A variable selection method based on mutual information and variance inflation factor

Feature selection plays a vital role in the quantitative analysis of high-dimensional data to reduce dimensionality. Recently, the variable selection method based on mutual information (MI) has attracted more and more attention in the field of feature selection, where the relevance between the candidate variable and the response is maximized and the redundancy of the selected variables is minimized. However, multicollinearity often is a serious problem in linear models. Collinearity can cause unstable parameter estimation, unreliable models, and weak predictive ability. In order to address this problem, the variance inflation factor (VIF) was introduced for feature selection. Therefore, a variable selection method based on MI combined with VIF was proposed in this paper, called Mutual Information-Variance Inflation Factor (MI-VIF). By calculating the MI between the independent variable and the response variable, the variable with greater MI was selected to maximize the correlation between the independent variable and the response variable. By calculating the VIF between the independent variables, the multicollinearity test was performed. The variables that cause the multicollinearity of the model were eliminated to minimize the collinearity between the independent variables. The proposed method was tested based on two high-dimensional spectral datasets.
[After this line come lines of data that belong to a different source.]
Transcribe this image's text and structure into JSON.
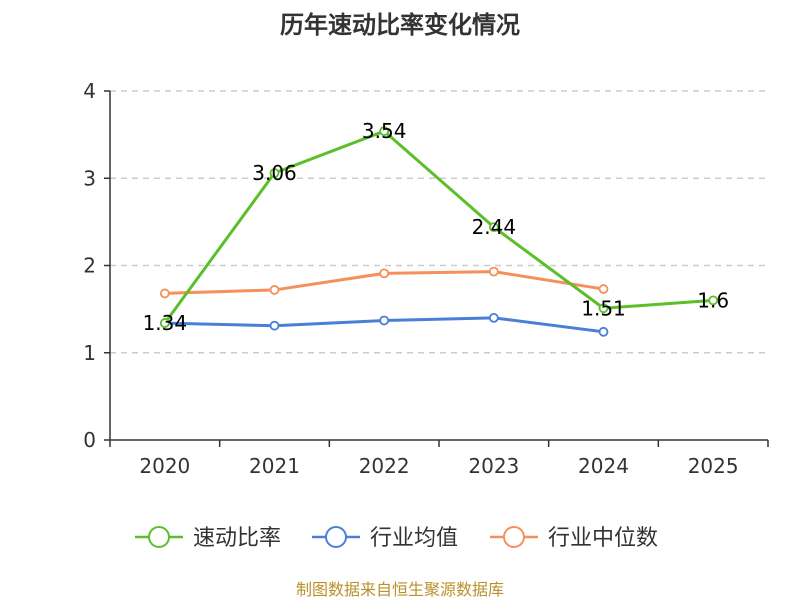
{
  "chart_data": {
    "type": "line",
    "title": "历年速动比率变化情况",
    "categories": [
      "2020",
      "2021",
      "2022",
      "2023",
      "2024",
      "2025"
    ],
    "ylim": [
      0,
      4
    ],
    "yticks": [
      "0",
      "1",
      "2",
      "3",
      "4"
    ],
    "grid": true,
    "legend_position": "bottom",
    "series": [
      {
        "name": "速动比率",
        "color": "#5cbf2a",
        "values": [
          1.34,
          3.06,
          3.54,
          2.44,
          1.51,
          1.6
        ],
        "labels": [
          "1.34",
          "3.06",
          "3.54",
          "2.44",
          "1.51",
          "1.6"
        ]
      },
      {
        "name": "行业均值",
        "color": "#4a7fd8",
        "values": [
          1.34,
          1.31,
          1.37,
          1.4,
          1.24,
          null
        ]
      },
      {
        "name": "行业中位数",
        "color": "#f5905a",
        "values": [
          1.68,
          1.72,
          1.91,
          1.93,
          1.73,
          null
        ]
      }
    ]
  },
  "source": "制图数据来自恒生聚源数据库"
}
The regression models (PLSR, MLR) were established based on feature selection through MI-VIF and MI-based methods (MIFS, MMIFS) to compare the prediction accuracy of the models. The results showed that under two datasets, the MI-VIF showed a good prediction performance. Based on the tea dataset, the established MI-VIF-MLR model achieved accuracy with Rp2 of 0.8612 and RMSEP of 0.4096, the MI-VIF-PLSR model achieved accuracy with Rp2 of 0.8614 and RMSEP of 0.4092. Based on the diesel fuels dataset, the established MI-VIF-MLR model achieved accuracy with Rp2 of 0.9707 and RMSEP of 0.6568, the MI-VIF-PLSR model achieved accuracy with Rp2 of 0.9431 and RMSEP of 0.9675. In addition, the MI-VIF was compared with the Successive projections algorithm (SPA), which is a method to reduce the collinearity between variables in the wavelength selection of the near-infrared spectrum. It was found that MI-VIF also had a good predictive effect compared to SPA. It proves that the MI-VIF is an effective variable selection method.